After the weights of each convolution kernel are obtained, the dynamic convolution kernel involved in feature extraction can be constructed through weighted superposition [40]:
$$\begin{aligned} {\text{conv}}=\sum _{i=1}^{N}{w_i*{\text{conv}}_i} \end{aligned}$$
(9)
where \({\text{conv}}_i\) denotes the ith convolutional kernel, \(w_i\) represents the weight of the corresponding ith convolution generated by the attention module, N indicates the number of convolutional kernels, and conv is the synthesized convolutional kernel, which means the final convolutional kernel involved in the operation in Group Model A.
With this structure, the convolution kernel will be adjusted adaptively with the input image during convolution operation, which can better adapt to the structural heterogeneity of placenta tissue of different patients and different types of placental invasion, so that the extracted deep features can effectively describe the pathological information contained in placental tissue.
Prenatal prediction and typing of placental invasion
Based on the above-mentioned features, we train a classifier using the multi-layer perceptron model to divide the patients into four types: no placental invasion, placenta accreta, placenta increta, and placenta percreta according to the T2WI images, so as to realize the prenatal prediction and typing of placental invasion. The constructed classifier is shown in Fig. 8. As shown in Fig. 8, the input of the classifier is the radiomic feature extracted from the ROI and the deep features extracted by the DDCNN encoder. To maintain the balance between the two types of features, their dimensions are all set to 100. When training the classifier, the results confirmed by clinical or surgical pathology are used as supervision information. The classifier consists of four layers, in which the number of neurons in each layer is 200, 100, 20, and 4 respectively. The activation function of the middle layers is Relu, and the output of the last layer of the classifier is a 4-dimensional feature vector, which is activated by softmax which is often used in multi-classification problems.
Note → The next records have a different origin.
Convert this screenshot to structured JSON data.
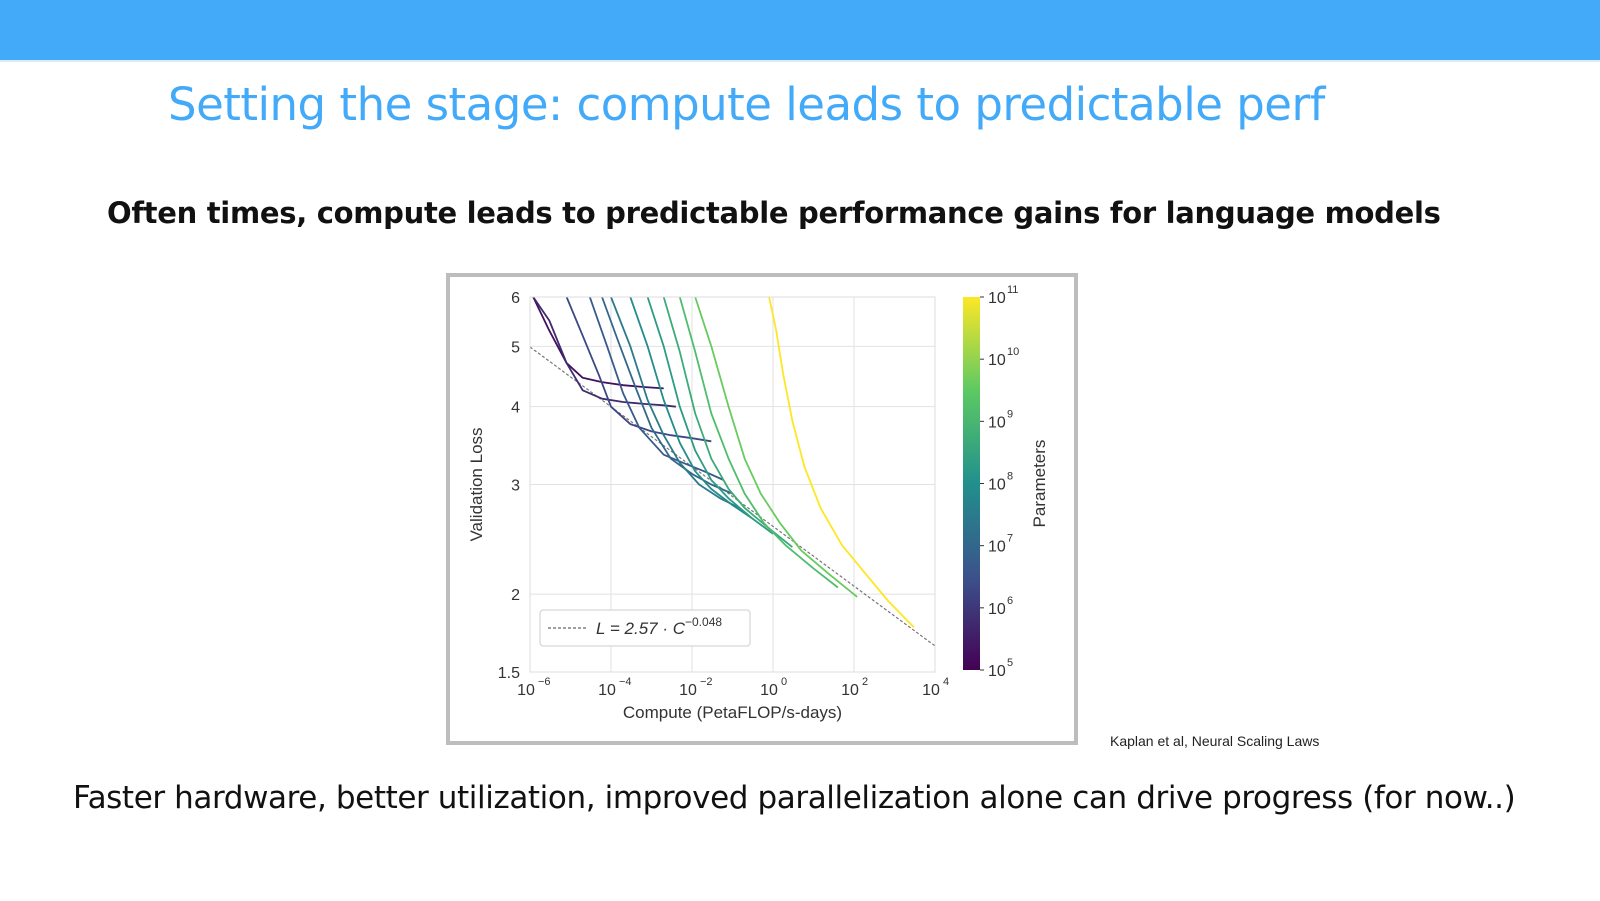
{
  "slide": {
    "title": "Setting the stage: compute leads to predictable perf",
    "subtitle": "Often times, compute leads to predictable performance gains  for language models",
    "citation": "Kaplan et al, Neural Scaling Laws",
    "footer": "Faster hardware, better utilization, improved parallelization alone can drive progress (for now..)"
  },
  "colors": {
    "accent": "#42aaf8",
    "colormap": [
      "#440154",
      "#3b528b",
      "#21908c",
      "#5dc963",
      "#fde725"
    ]
  },
  "chart_data": {
    "type": "line",
    "xlabel": "Compute (PetaFLOP/s-days)",
    "ylabel": "Validation Loss",
    "x_scale": "log",
    "y_scale": "log",
    "xlim": [
      1e-06,
      10000
    ],
    "ylim": [
      1.5,
      6
    ],
    "x_ticks": [
      {
        "base": "10",
        "exp": "−6",
        "value": 1e-06
      },
      {
        "base": "10",
        "exp": "−4",
        "value": 0.0001
      },
      {
        "base": "10",
        "exp": "−2",
        "value": 0.01
      },
      {
        "base": "10",
        "exp": "0",
        "value": 1
      },
      {
        "base": "10",
        "exp": "2",
        "value": 100
      },
      {
        "base": "10",
        "exp": "4",
        "value": 10000
      }
    ],
    "y_ticks": [
      {
        "label": "1.5",
        "value": 1.5
      },
      {
        "label": "2",
        "value": 2
      },
      {
        "label": "3",
        "value": 3
      },
      {
        "label": "4",
        "value": 4
      },
      {
        "label": "5",
        "value": 5
      },
      {
        "label": "6",
        "value": 6
      }
    ],
    "grid": true,
    "legend": {
      "position": "bottom-left",
      "entry_prefix": "L = 2.57 · C",
      "entry_exponent": "−0.048"
    },
    "fit_line": {
      "coef": 2.57,
      "exponent": -0.048
    },
    "colorbar": {
      "label": "Parameters",
      "ticks": [
        {
          "base": "10",
          "exp": "5",
          "value": 100000
        },
        {
          "base": "10",
          "exp": "6",
          "value": 1000000
        },
        {
          "base": "10",
          "exp": "7",
          "value": 10000000
        },
        {
          "base": "10",
          "exp": "8",
          "value": 100000000
        },
        {
          "base": "10",
          "exp": "9",
          "value": 1000000000
        },
        {
          "base": "10",
          "exp": "10",
          "value": 10000000000
        },
        {
          "base": "10",
          "exp": "11",
          "value": 100000000000
        }
      ],
      "range": [
        100000,
        100000000000
      ]
    },
    "series": [
      {
        "params": 200000,
        "x": [
          1.2e-06,
          3e-06,
          8e-06,
          2e-05,
          6e-05,
          0.0002,
          0.0007,
          0.002
        ],
        "y": [
          6.0,
          5.3,
          4.7,
          4.45,
          4.38,
          4.33,
          4.3,
          4.28
        ]
      },
      {
        "params": 600000,
        "x": [
          1.2e-06,
          3e-06,
          8e-06,
          2e-05,
          6e-05,
          0.0002,
          0.0007,
          0.002,
          0.004
        ],
        "y": [
          6.0,
          5.5,
          4.7,
          4.25,
          4.12,
          4.07,
          4.04,
          4.02,
          4.0
        ]
      },
      {
        "params": 2000000,
        "x": [
          8e-06,
          2e-05,
          5e-05,
          0.0001,
          0.0003,
          0.001,
          0.003,
          0.01,
          0.03
        ],
        "y": [
          6.0,
          5.2,
          4.5,
          4.0,
          3.75,
          3.65,
          3.6,
          3.56,
          3.52
        ]
      },
      {
        "params": 5000000,
        "x": [
          3e-05,
          8e-05,
          0.0002,
          0.0005,
          0.002,
          0.006,
          0.02,
          0.06
        ],
        "y": [
          6.0,
          5.0,
          4.2,
          3.7,
          3.35,
          3.25,
          3.15,
          3.05
        ]
      },
      {
        "params": 10000000,
        "x": [
          6e-05,
          0.00015,
          0.0004,
          0.001,
          0.003,
          0.01,
          0.03,
          0.1
        ],
        "y": [
          6.0,
          5.1,
          4.3,
          3.7,
          3.3,
          3.12,
          3.0,
          2.9
        ]
      },
      {
        "params": 30000000,
        "x": [
          0.0001,
          0.0003,
          0.0008,
          0.002,
          0.005,
          0.015,
          0.05,
          0.15
        ],
        "y": [
          6.0,
          5.0,
          4.1,
          3.6,
          3.25,
          3.0,
          2.85,
          2.75
        ]
      },
      {
        "params": 80000000,
        "x": [
          0.0003,
          0.0008,
          0.002,
          0.005,
          0.012,
          0.03,
          0.1,
          0.3
        ],
        "y": [
          6.0,
          5.0,
          4.1,
          3.5,
          3.15,
          2.95,
          2.78,
          2.65
        ]
      },
      {
        "params": 200000000,
        "x": [
          0.0008,
          0.002,
          0.005,
          0.012,
          0.03,
          0.08,
          0.3,
          1
        ],
        "y": [
          6.0,
          5.0,
          4.0,
          3.4,
          3.05,
          2.85,
          2.65,
          2.5
        ]
      },
      {
        "params": 500000000,
        "x": [
          0.002,
          0.005,
          0.012,
          0.03,
          0.08,
          0.2,
          0.8,
          3
        ],
        "y": [
          6.0,
          4.9,
          3.9,
          3.3,
          2.95,
          2.75,
          2.55,
          2.38
        ]
      },
      {
        "params": 1500000000,
        "x": [
          0.005,
          0.012,
          0.03,
          0.08,
          0.2,
          0.6,
          2,
          10,
          40
        ],
        "y": [
          6.0,
          4.9,
          3.9,
          3.3,
          2.9,
          2.6,
          2.4,
          2.2,
          2.05
        ]
      },
      {
        "params": 4000000000,
        "x": [
          0.012,
          0.03,
          0.08,
          0.2,
          0.5,
          1.5,
          5,
          25,
          120
        ],
        "y": [
          6.0,
          5.0,
          4.0,
          3.3,
          2.9,
          2.6,
          2.35,
          2.15,
          1.98
        ]
      },
      {
        "params": 100000000000,
        "x": [
          0.8,
          1.2,
          1.8,
          3,
          6,
          15,
          50,
          200,
          700,
          3000
        ],
        "y": [
          6.0,
          5.3,
          4.5,
          3.8,
          3.2,
          2.75,
          2.4,
          2.15,
          1.95,
          1.77
        ]
      }
    ]
  }
}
The softmax [40] first enhances the difference between input values by nonlinear exponential operation with base exp, and then the output of multiple neurons is mapped to the values in the (0,1) interval and normalized to a probability distribution, so as to perform multi-classification, as shown in formula (10).
$$\begin{aligned} {S_i=\frac{\exp ^{y_{j}}}{\sum _{j=0}^{3}{exp^{y_{j}} }}},{0<=i<=3} \end{aligned}$$
(10)
where \(y_j\) is the output of the classifier, \(S_i\) is the probability value of patients corresponding to four types of no placental invasion, placenta accreta, placenta increta, and placenta percreta, and the type with the highest probability is taken as the final prediction result.